That’s slowly been changing, for Obama and his party. Increasingly Democrats seem to believe poverty and income inequality are not only important issues morally, but politically. Now comes the liberal group Americans United for Change with polling, advertising and a political campaign designed to make sure Republicans suffer for their Scrooge agenda in 2014.

Polling by PPP finds that in four swing House districts currently held by Republicans, at least two-thirds of voters support continuing the expanded unemployment benefits that are set to expire Dec. 28, just three days after Christmas. Even in Speaker John Boehner’s district, 63 percent of voters want benefits extended, including 52 percent of Republicans.

But it’s not just PPP polling. A new Pew poll finds the public supports maintaining programs for the poor over deficit reduction 59-33; among independents it’s 53-38.

Of course, one of the tough things about being a progressive is that you can often find poll data supporting your policy agenda. And yet when push comes to shove in the only polls that matter, the ones that open on Election Day, economic fairness issues haven’t driven liberal voters quite the way social issues have turned out conservatives. Of course that’s because conservatives have had a head start organizing on issues like abortion and gun rights while liberals too often assume the obvious correctness of their world view will prevail over time.

But the fight over unemployment looks different. Americans United for Change, along with labor groups, plans an advertising and media push focused on vulnerable Republicans.
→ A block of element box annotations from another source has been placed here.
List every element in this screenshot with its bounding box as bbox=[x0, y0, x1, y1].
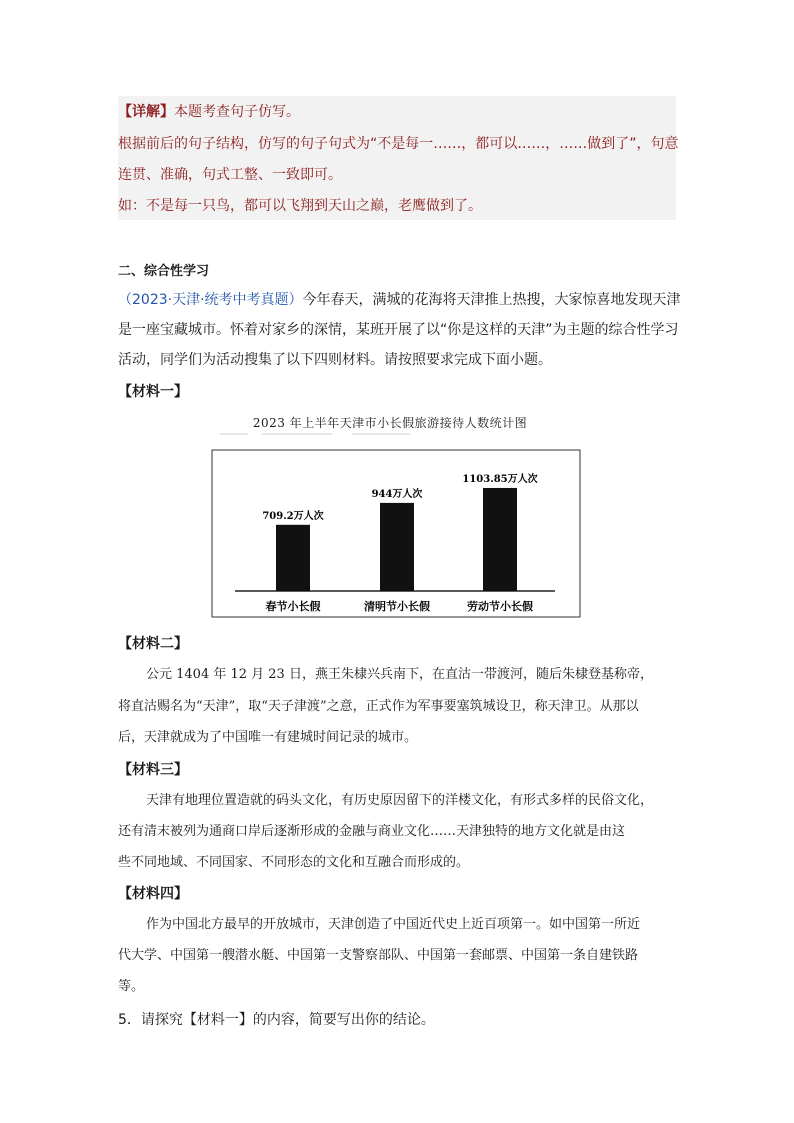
bar-chart bbox=[180, 408, 600, 623]
material-4-label: 【材料四】 bbox=[118, 886, 188, 902]
material-4-line-2: 代大学、中国第一艘潜水艇、中国第一支警察部队、中国第一套邮票、中国第一条自建铁路 bbox=[118, 948, 639, 963]
material-2-line-2: 将直沽赐名为“天津”，取“天子津渡”之意，正式作为军事要塞筑城设卫，称天津卫。从那以 bbox=[118, 699, 639, 714]
chart-svg bbox=[180, 408, 600, 623]
answer-text: 本题考查句子仿写。 bbox=[174, 104, 300, 120]
category-label-2: 清明节小长假 bbox=[364, 600, 430, 613]
answer-line-1 bbox=[118, 102, 300, 122]
chart-title: 2023 年上半年天津市小长假旅游接待人数统计图 bbox=[252, 416, 528, 430]
material-2-line-1: 公元 1404 年 12 月 23 日，燕王朱棣兴兵南下，在直沽一带渡河，随后朱棣登基称帝， bbox=[146, 667, 653, 682]
intro-line-1 bbox=[118, 290, 681, 310]
bar-2 bbox=[380, 503, 414, 591]
material-1-label: 【材料一】 bbox=[118, 384, 188, 400]
category-label-3: 劳动节小长假 bbox=[467, 600, 533, 613]
section-title: 二、综合性学习 bbox=[118, 264, 210, 279]
answer-line-4: 如：不是每一只鸟，都可以飞翔到天山之巅，老鹰做到了。 bbox=[118, 198, 482, 214]
answer-line-2: 根据前后的句子结构，仿写的句子句式为“不是每一……，都可以……，……做到了”，句意 bbox=[118, 136, 679, 152]
material-3-line-1: 天津有地理位置造就的码头文化，有历史原因留下的洋楼文化，有形式多样的民俗文化， bbox=[146, 793, 654, 808]
bar-1 bbox=[276, 525, 310, 591]
bar-value-label-3: 1103.85万人次 bbox=[462, 473, 538, 485]
category-label-1: 春节小长假 bbox=[265, 600, 321, 613]
intro-text-1: 今年春天，满城的花海将天津推上热搜，大家惊喜地发现天津 bbox=[302, 292, 681, 308]
material-3-line-2: 还有清末被列为通商口岸后逐渐形成的金融与商业文化……天津独特的地方文化就是由这 bbox=[118, 824, 626, 839]
material-4-line-3: 等。 bbox=[118, 979, 145, 994]
material-3-label: 【材料三】 bbox=[118, 762, 188, 778]
question-5: 5．请探究【材料一】的内容，简要写出你的结论。 bbox=[118, 1012, 435, 1028]
answer-tag: 【详解】 bbox=[118, 104, 174, 120]
material-4-line-1: 作为中国北方最早的开放城市，天津创造了中国近代史上近百项第一。如中国第一所近 bbox=[146, 917, 641, 932]
intro-line-3: 活动，同学们为活动搜集了以下四则材料。请按照要求完成下面小题。 bbox=[118, 352, 552, 368]
bar-value-label-2: 944万人次 bbox=[371, 488, 423, 500]
bar-3 bbox=[483, 488, 517, 591]
source-tag: （2023·天津·统考中考真题） bbox=[118, 292, 303, 308]
material-3-line-3: 些不同地域、不同国家、不同形态的文化和互融合而形成的。 bbox=[118, 855, 470, 870]
material-2-line-3: 后，天津就成为了中国唯一有建城时间记录的城市。 bbox=[118, 730, 418, 745]
intro-line-2: 是一座宝藏城市。怀着对家乡的深情，某班开展了以“你是这样的天津”为主题的综合性学习 bbox=[118, 322, 679, 338]
material-2-label: 【材料二】 bbox=[118, 636, 188, 652]
bar-value-label-1: 709.2万人次 bbox=[262, 510, 324, 522]
answer-line-3: 连贯、准确，句式工整、一致即可。 bbox=[118, 167, 342, 183]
Already, an effort to publicize the cost of cutting unemployment in those members’ home districts has paid off in remarkable local media coverage, as Greg Sargent laid out two weeks ago.

Senate Majority Leader Harry Reid has already announced that extending unemployment is at the top of his agenda when the Senate reconvenes in January. He’ll of course face pushback from the Tea Party caucus — Sen. Rand Paul continues to insist that extending unemployment is a “disservice” to the unemployed, as if he has any interest in policies that would actually be of “service” to them. Sen. Ted Cruz insists unemployment benefits “exacerbate” joblessness. But vulnerable and moderate Republicans in the House and Senate could conceivably surprise Paul and Cruz — they don’t want to find themselves in the unemployment line come 2015.

Still, it's not time to celebrate just yet. Democrats weren't tough enough to insist that an unemployment extension become part of the budget compromise. And there’s been little comparable innovative organizing around restoring food stamp cuts. Of course, a real anti-poverty agenda involves not just improving the safety net but raising the minimum wage, strengthening union rights, increasing spending on both preschool and higher education and restoring fairness and progressivity to the tax code. None of those things is going to happen with the current Congress.

But the Democrats’ new strength and political savvy on unemployment insurance is just more evidence that the party is no longer exclusively playing defense when it comes to an economic populist agenda. If progressives can demonstrate real political benefits to that agenda, expect cowardly Blue Dog Dems and even some Republicans to see the light.